Out of fifty states, California is rated either the second or fourth worst in the nation, based on national surveys and reports.   Go anywhere is the State and you will see freeways being worked on, but in total it is a minor portion of the problem. Billions are being spent on roads—but hundreds of billions will be spent on buses, trains and high speed rail—money that does not exist, except by going deeper into debt. For instance California is going to spend $350 million to create in the next fiscal year bike and walk trails—money that could be used to fix our roads.

Democrats want gas taxes to go up, many want a 9.5% oil “severance” tax added on. Money will not go to roads—it will go to trains, bike, and horse and walk trails, plus buses. That is why government is asking for more money—to make up for what it diverts.

california roads infrastructure


Bad roads just aren’t acceptable

Lompoc Record, 3/27/14


California highway conditions are among the worst in the nation.

The latest data from the California Transportation Department confirms the worst-in-the-nation claim, although things have improved in recent years.

Officially, 16 percent of the state’s 50,000 miles of highway lanes are considered to be in “poor” condition. Unofficially, we’d have to say that the percentage of bad roads most of us have to drive on is higher than 16 percent.

Bad road conditions lead to all kinds of other problems. One of those is what a road with bumps and potholes can do to your vehicle. Repair shops may adore those neglected highways, but your wallet won’t.

About Stephen Frank

Stephen Frank is the publisher and editor of California Political News and Views.
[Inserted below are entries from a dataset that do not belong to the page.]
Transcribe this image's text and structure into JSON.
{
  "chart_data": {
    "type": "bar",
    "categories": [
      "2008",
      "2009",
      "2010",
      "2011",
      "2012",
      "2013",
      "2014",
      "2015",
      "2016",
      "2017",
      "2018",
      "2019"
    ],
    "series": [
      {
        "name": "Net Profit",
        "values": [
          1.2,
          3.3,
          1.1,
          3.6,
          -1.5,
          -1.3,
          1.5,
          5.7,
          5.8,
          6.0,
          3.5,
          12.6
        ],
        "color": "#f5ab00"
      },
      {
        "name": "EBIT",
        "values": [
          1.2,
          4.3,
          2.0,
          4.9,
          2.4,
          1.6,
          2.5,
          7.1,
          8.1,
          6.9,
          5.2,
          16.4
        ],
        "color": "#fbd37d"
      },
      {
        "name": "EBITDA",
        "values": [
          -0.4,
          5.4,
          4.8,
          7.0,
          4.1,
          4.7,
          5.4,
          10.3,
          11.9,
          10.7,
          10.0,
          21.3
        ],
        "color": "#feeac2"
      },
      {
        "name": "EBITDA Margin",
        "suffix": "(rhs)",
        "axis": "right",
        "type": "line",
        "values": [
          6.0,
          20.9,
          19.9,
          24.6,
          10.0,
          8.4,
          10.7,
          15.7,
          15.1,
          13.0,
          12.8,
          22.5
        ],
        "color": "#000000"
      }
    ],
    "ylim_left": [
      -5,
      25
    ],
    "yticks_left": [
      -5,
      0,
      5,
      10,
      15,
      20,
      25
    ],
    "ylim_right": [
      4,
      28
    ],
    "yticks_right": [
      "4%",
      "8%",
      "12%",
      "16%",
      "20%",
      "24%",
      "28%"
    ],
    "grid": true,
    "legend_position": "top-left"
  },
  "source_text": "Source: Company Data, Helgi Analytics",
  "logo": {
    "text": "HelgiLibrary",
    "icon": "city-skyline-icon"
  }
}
He speaks all over California and appears as a guest on several radio shows each week. He has also served as a guest host on radio talk shows. He is a fulltime political consultant.


  1. askeptic says

    In the Fifties, CA had roads that were to die for, things of beauty that transportation engineers the World over came to admire, and speak wondrously of.
    Now, thanks to policies instituted under The Giant Turkey (Adrianna Gianturco) during Moonbeam’s first iteration as Glorious Leader, we have crap. Soon, travel time for a Franciscan Friar from Mission San Diego to Mission San Francisco will rival that available to a 21st-Century traveler.